The database, called CXIDB, opened in February with two images of Mimivirus made by an international collaboration, including Schlichting and Maia, headed by Janos Hajdu of Sweden’s Uppsala University. Today, the database contains 15 sets of data, including five from Schlichting’s group. The data consists of diffraction images formed when an X-ray beam hits atoms and molecules in the experimenter’s sample and scatters. The pattern of scattering depends on the shape, size, and orientation of the sample, giving researchers a visual read-out of the molecules.
So far, groups from LCLS, Berkeley, Germany, and Sweden have contributed data of samples such as viruses, yeast and nanoparticles.
No one outside of Schlichting's original experimental group has reported publishing papers based on the data the group posted. That day may come soon, though, as Maia and Schlichting have each fielded numerous questions from researchers downloading CXIDB data.

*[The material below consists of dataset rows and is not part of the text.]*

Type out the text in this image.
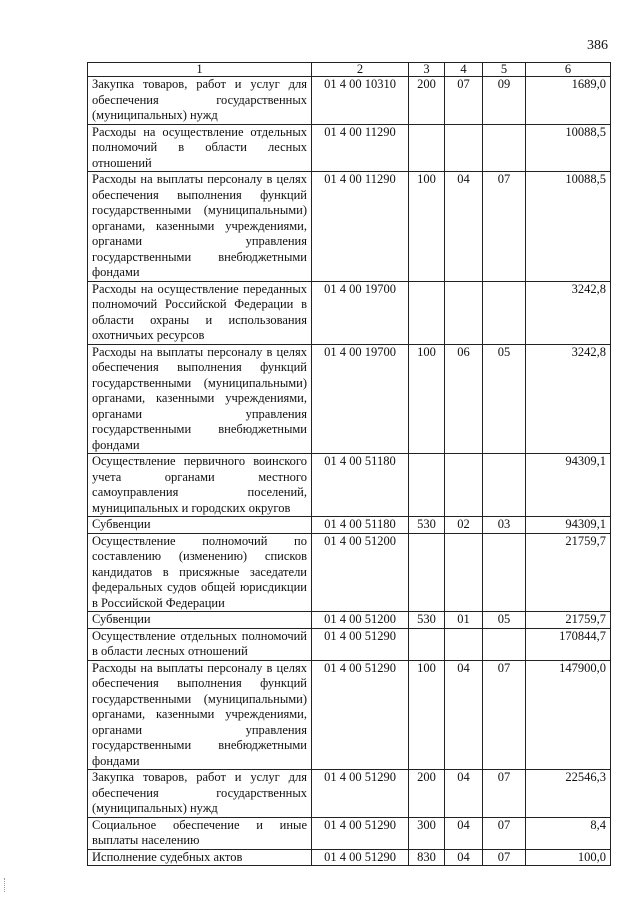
386
1	2	3	4	5	6
Закупка товаров, работ и услуг для обеспечения государственных (муниципальных) нужд	01 4 00 10310	200	07	09	1689,0
Расходы на осуществление отдельных полномочий в области лесных отношений	01 4 00 11290				10088,5
Расходы на выплаты персоналу в целях обеспечения выполнения функций государственными (муниципальными) органами, казенными учреждениями, органами управления государственными внебюджетными фондами	01 4 00 11290	100	04	07	10088,5
Расходы на осуществление переданных полномочий Российской Федерации в области охраны и использования охотничьих ресурсов	01 4 00 19700				3242,8
Расходы на выплаты персоналу в целях обеспечения выполнения функций государственными (муниципальными) органами, казенными учреждениями, органами управления государственными внебюджетными фондами	01 4 00 19700	100	06	05	3242,8
Осуществление первичного воинского учета органами местного самоуправления поселений, муниципальных и городских округов	01 4 00 51180				94309,1
Субвенции	01 4 00 51180	530	02	03	94309,1
Осуществление полномочий по составлению (изменению) списков кандидатов в присяжные заседатели федеральных судов общей юрисдикции в Российской Федерации	01 4 00 51200				21759,7
Субвенции	01 4 00 51200	530	01	05	21759,7
Осуществление отдельных полномочий в области лесных отношений	01 4 00 51290				170844,7
Расходы на выплаты персоналу в целях обеспечения выполнения функций государственными (муниципальными) органами, казенными учреждениями, органами управления государственными внебюджетными фондами	01 4 00 51290	100	04	07	147900,0
Закупка товаров, работ и услуг для обеспечения государственных (муниципальных) нужд	01 4 00 51290	200	04	07	22546,3
Социальное обеспечение и иные выплаты населению	01 4 00 51290	300	04	07	8,4
Исполнение судебных актов	01 4 00 51290	830	04	07	100,0
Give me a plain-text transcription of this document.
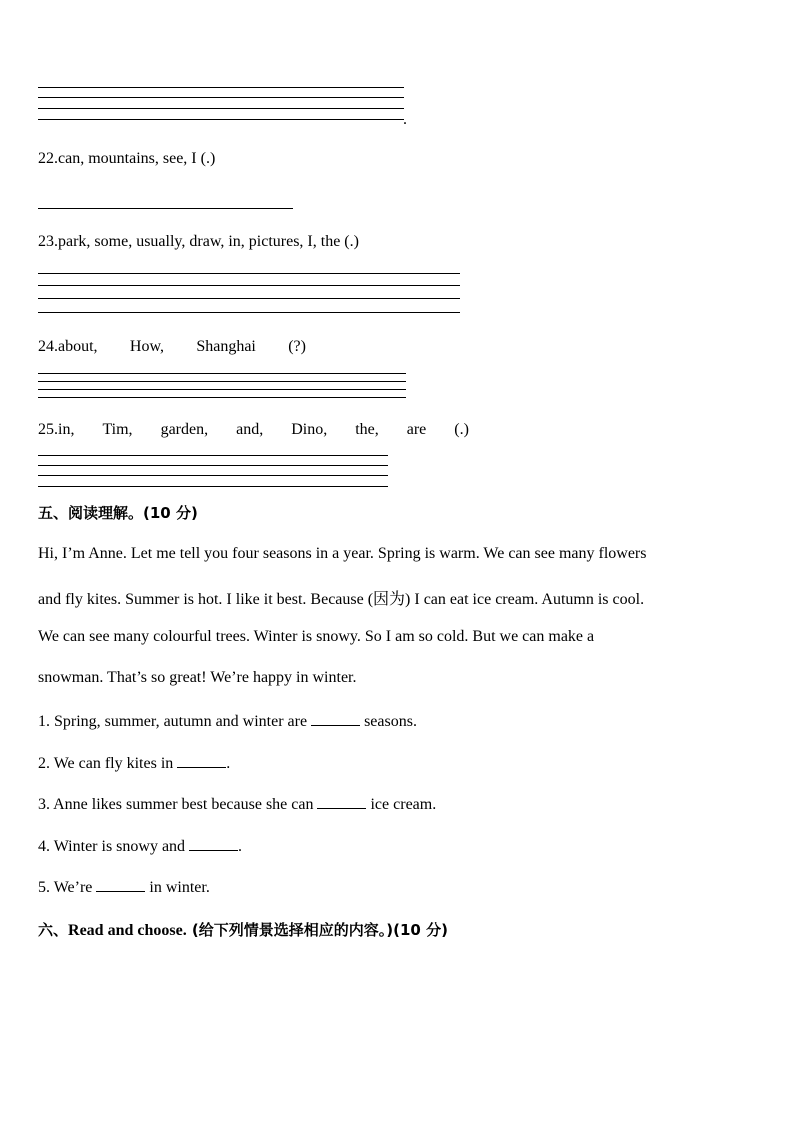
.
22.can, mountains, see, I (.)
23.park, some, usually, draw, in, pictures, I, the (.)
24.about, How, Shanghai (?)
25.in, Tim, garden, and, Dino, the, are (.)
五、阅读理解。(10 分)

Hi, I’m Anne. Let me tell you four seasons in a year. Spring is warm. We can see many flowers

and fly kites. Summer is hot. I like it best. Because (因为) I can eat ice cream. Autumn is cool.

We can see many colourful trees. Winter is snowy. So I am so cold. But we can make a

snowman. That’s so great! We’re happy in winter.

1. Spring, summer, autumn and winter are	seasons.
2. We can fly kites in	.
3. Anne likes summer best because she can	ice cream.
4. Winter is snowy and	.
5. We’re	in winter.
六、Read and choose. (给下列情景选择相应的内容。)(10 分)
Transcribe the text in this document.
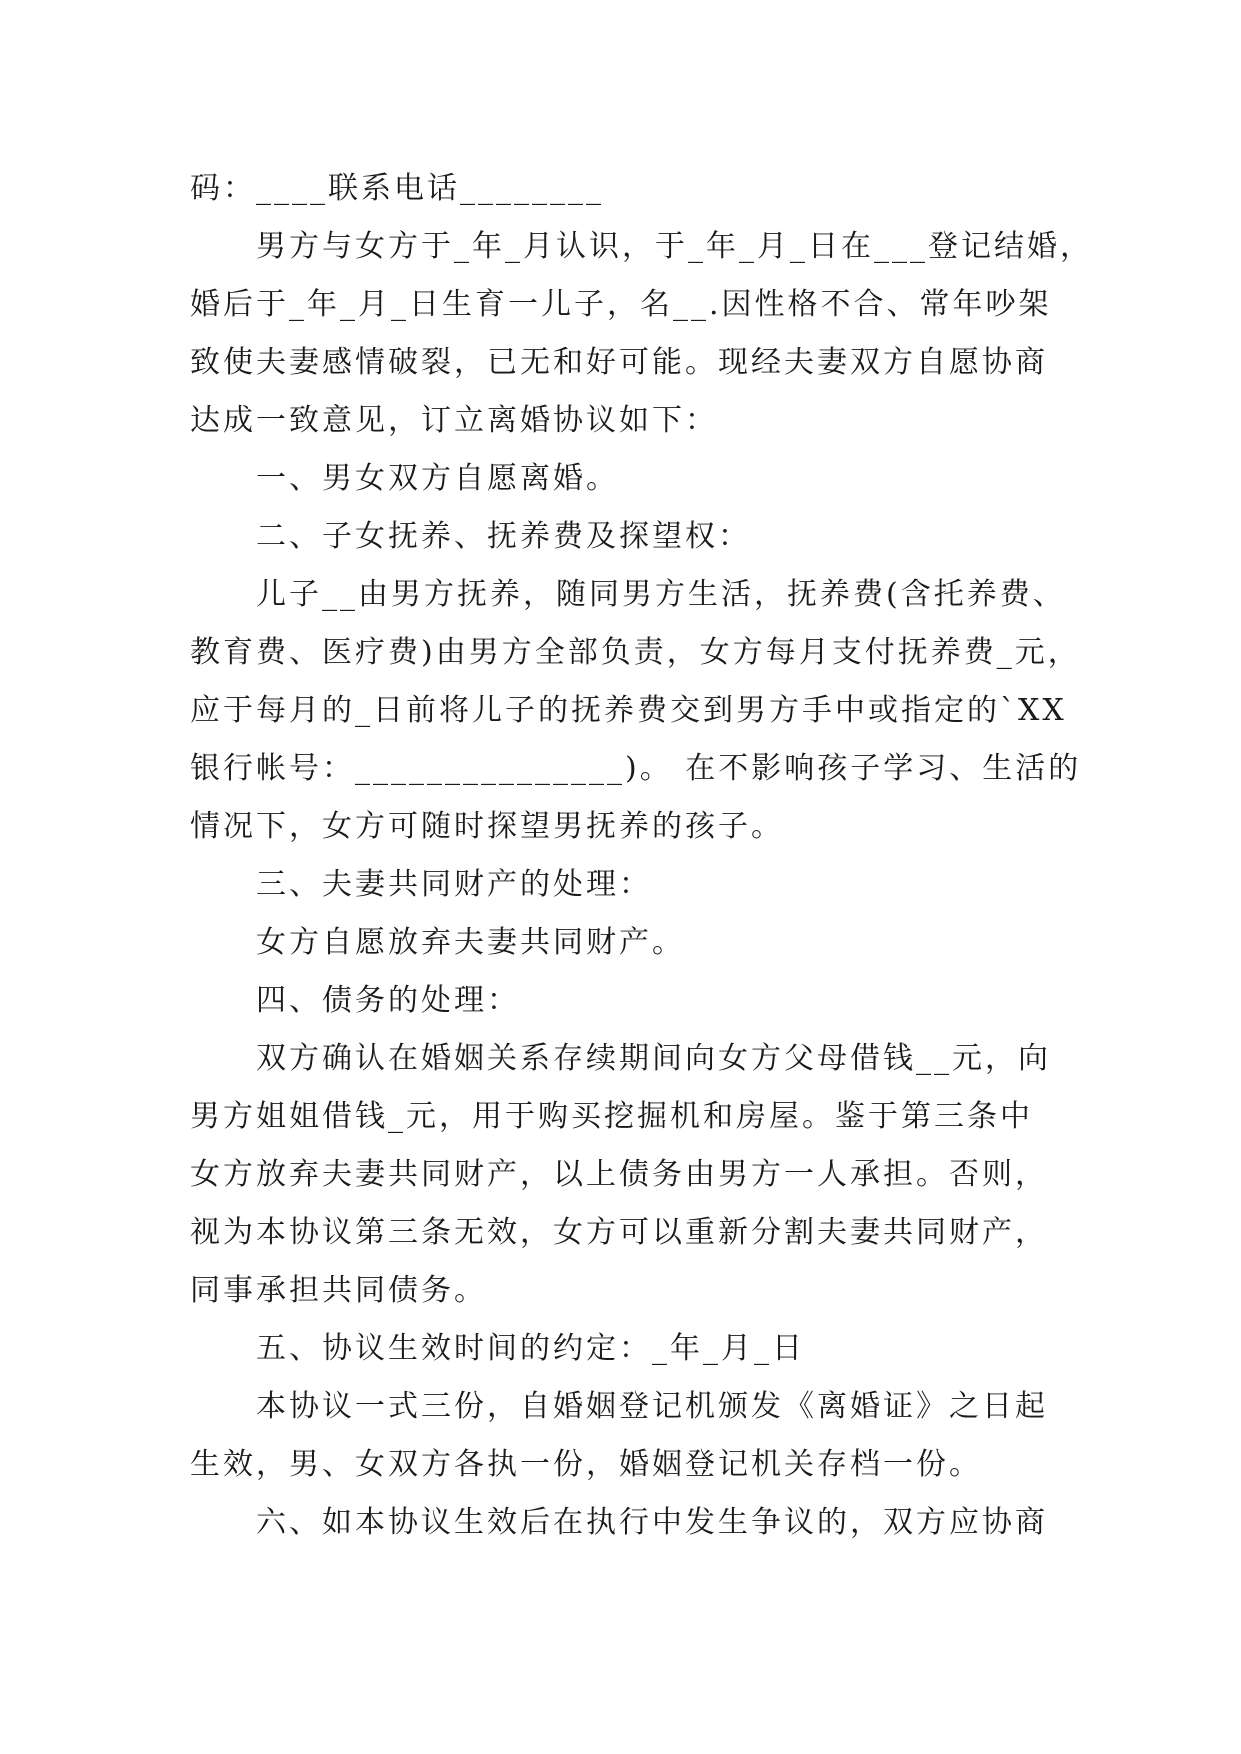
码：____联系电话________
男方与女方于_年_月认识，于_年_月_日在___登记结婚，
婚后于_年_月_日生育一儿子，名__.因性格不合、常年吵架
致使夫妻感情破裂，已无和好可能。现经夫妻双方自愿协商
达成一致意见，订立离婚协议如下：
一、男女双方自愿离婚。
二、子女抚养、抚养费及探望权：
儿子__由男方抚养，随同男方生活，抚养费(含托养费、
教育费、医疗费)由男方全部负责，女方每月支付抚养费_元，
应于每月的_日前将儿子的抚养费交到男方手中或指定的`XX
银行帐号：_______________)。 在不影响孩子学习、生活的
情况下，女方可随时探望男抚养的孩子。
三、夫妻共同财产的处理：
女方自愿放弃夫妻共同财产。
四、债务的处理：
双方确认在婚姻关系存续期间向女方父母借钱__元，向
男方姐姐借钱_元，用于购买挖掘机和房屋。鉴于第三条中
女方放弃夫妻共同财产，以上债务由男方一人承担。否则，
视为本协议第三条无效，女方可以重新分割夫妻共同财产，
同事承担共同债务。
五、协议生效时间的约定：_年_月_日
本协议一式三份，自婚姻登记机颁发《离婚证》之日起
生效，男、女双方各执一份，婚姻登记机关存档一份。
六、如本协议生效后在执行中发生争议的，双方应协商
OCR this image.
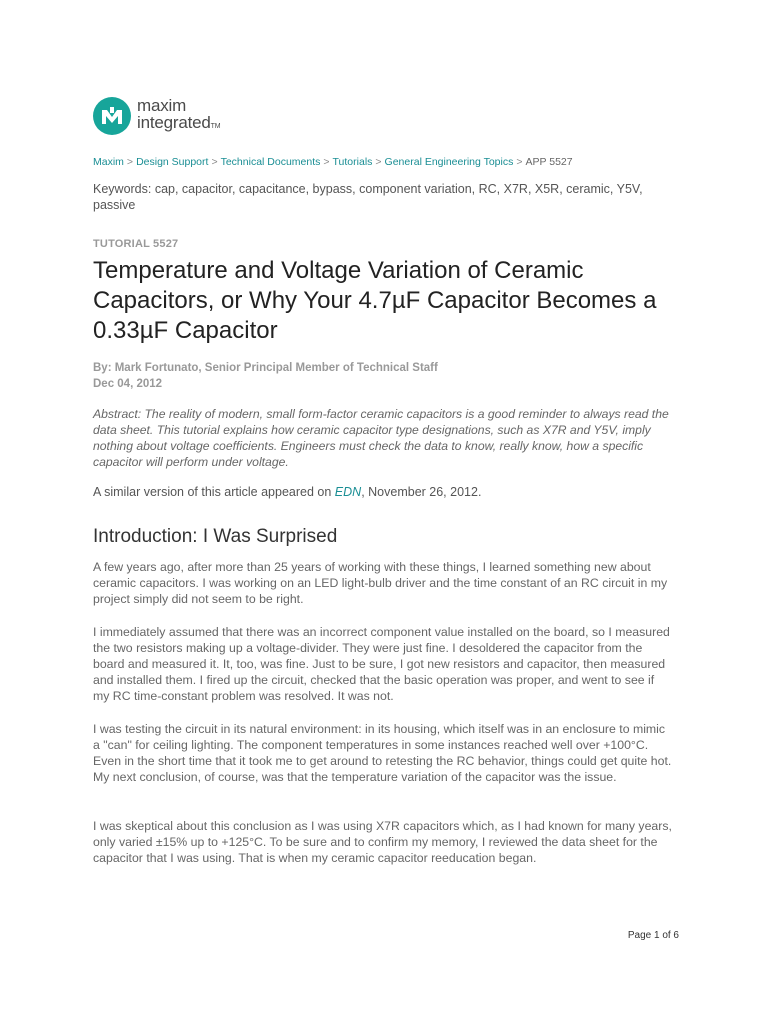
maxim
integratedTM
Maxim > Design Support > Technical Documents > Tutorials > General Engineering Topics > APP 5527
Keywords: cap, capacitor, capacitance, bypass, component variation, RC, X7R, X5R, ceramic, Y5V, passive
TUTORIAL 5527
Temperature and Voltage Variation of Ceramic Capacitors, or Why Your 4.7µF Capacitor Becomes a 0.33µF Capacitor
By: Mark Fortunato, Senior Principal Member of Technical Staff
Dec 04, 2012
Abstract: The reality of modern, small form-factor ceramic capacitors is a good reminder to always read the data sheet. This tutorial explains how ceramic capacitor type designations, such as X7R and Y5V, imply nothing about voltage coefficients. Engineers must check the data to know, really know, how a specific capacitor will perform under voltage.
A similar version of this article appeared on EDN, November 26, 2012.
Introduction: I Was Surprised

A few years ago, after more than 25 years of working with these things, I learned something new about ceramic capacitors. I was working on an LED light-bulb driver and the time constant of an RC circuit in my project simply did not seem to be right.

I immediately assumed that there was an incorrect component value installed on the board, so I measured the two resistors making up a voltage-divider. They were just fine. I desoldered the capacitor from the board and measured it. It, too, was fine. Just to be sure, I got new resistors and capacitor, then measured and installed them. I fired up the circuit, checked that the basic operation was proper, and went to see if my RC time-constant problem was resolved. It was not.

I was testing the circuit in its natural environment: in its housing, which itself was in an enclosure to mimic a "can" for ceiling lighting. The component temperatures in some instances reached well over +100°C. Even in the short time that it took me to get around to retesting the RC behavior, things could get quite hot. My next conclusion, of course, was that the temperature variation of the capacitor was the issue.

I was skeptical about this conclusion as I was using X7R capacitors which, as I had known for many years, only varied ±15% up to +125°C. To be sure and to confirm my memory, I reviewed the data sheet for the capacitor that I was using. That is when my ceramic capacitor reeducation began.

Page 1 of 6
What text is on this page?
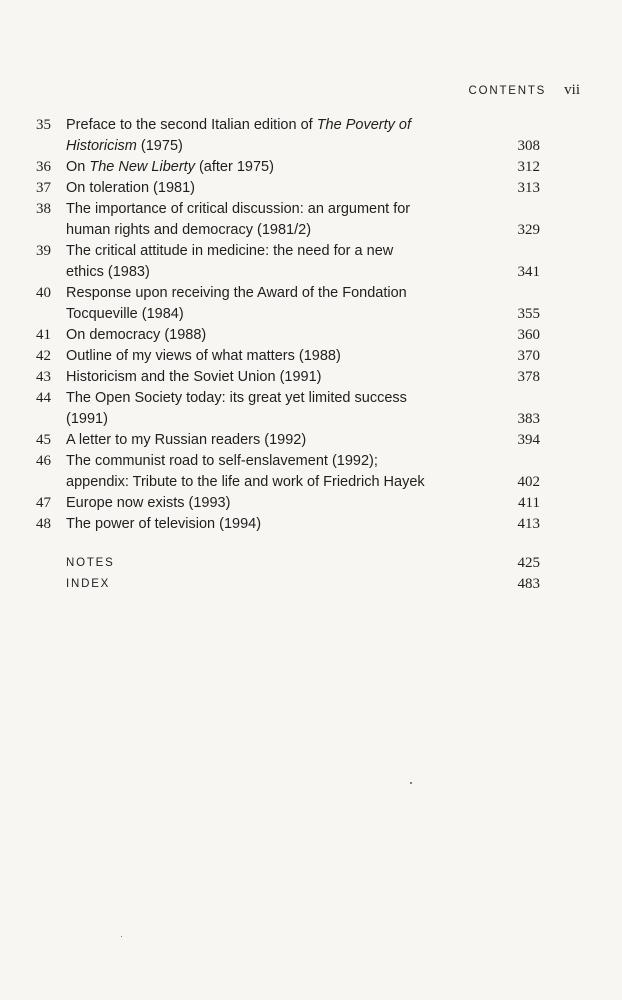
CONTENTS vii
35	Preface to the second Italian edition of The Poverty of
Historicism (1975)	308
36	On The New Liberty (after 1975)	312
37	On toleration (1981)	313
38	The importance of critical discussion: an argument for
human rights and democracy (1981/2)	329
39	The critical attitude in medicine: the need for a new
ethics (1983)	341
40	Response upon receiving the Award of the Fondation
Tocqueville (1984)	355
41	On democracy (1988)	360
42	Outline of my views of what matters (1988)	370
43	Historicism and the Soviet Union (1991)	378
44	The Open Society today: its great yet limited success
(1991)	383
45	A letter to my Russian readers (1992)	394
46	The communist road to self-enslavement (1992);
appendix: Tribute to the life and work of Friedrich Hayek	402
47	Europe now exists (1993)	411
48	The power of television (1994)	413
NOTES	425
INDEX	483
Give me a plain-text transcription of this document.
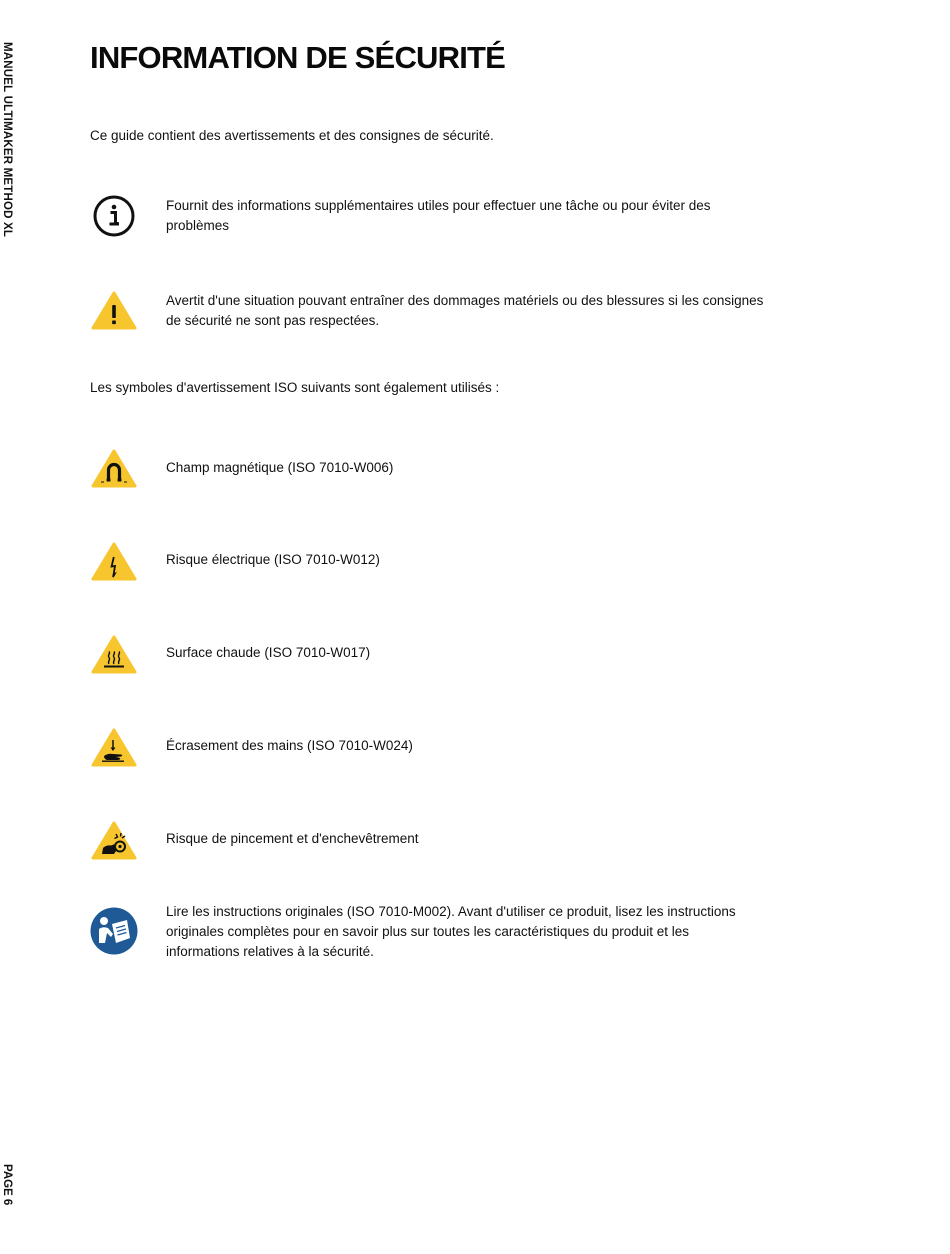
MANUEL ULTIMAKER METHOD XL
PAGE 6
INFORMATION DE SÉCURITÉ

Ce guide contient des avertissements et des consignes de sécurité.

Fournit des informations supplémentaires utiles pour effectuer une tâche ou pour éviter des problèmes

Avertit d'une situation pouvant entraîner des dommages matériels ou des blessures si les consignes de sécurité ne sont pas respectées.

Les symboles d'avertissement ISO suivants sont également utilisés :

Champ magnétique (ISO 7010-W006)

Risque électrique (ISO 7010-W012)

Surface chaude (ISO 7010-W017)

Écrasement des mains (ISO 7010-W024)

Risque de pincement et d'enchevêtrement

Lire les instructions originales (ISO 7010-M002). Avant d'utiliser ce produit, lisez les instructions originales complètes pour en savoir plus sur toutes les caractéristiques du produit et les informations relatives à la sécurité.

CXIDB follows the model of the Protein Data Bank and GenBank, which have helped structural biologists and geneticists share data for years. LCLS’s contribution to CXIDB reflects the continued spread of the open-access ethos to physics and other research communities—in some cases sparking vigorous debate.
Many researchers balk at the idea of sharing their data before they have published their own findings. But Schlichting, who is affiliated with the Max Planck Institute for Medical Research in Heidelberg and the Max-Planck Advanced Study Group at the Center for Free Electron Laser Science in Hamburg, has already shared some data that she is still analyzing.
“Maybe someone else will get to it first,” said Schlichting, “but that’s just a risk we take.” She said she believes those risks are outweighed by the benefits to collective scientific advancement: “There’s not enough beam time, and the field has to move forward.”
Helen Shen is a science-communications intern at SLAC National Accelerator Laboratory.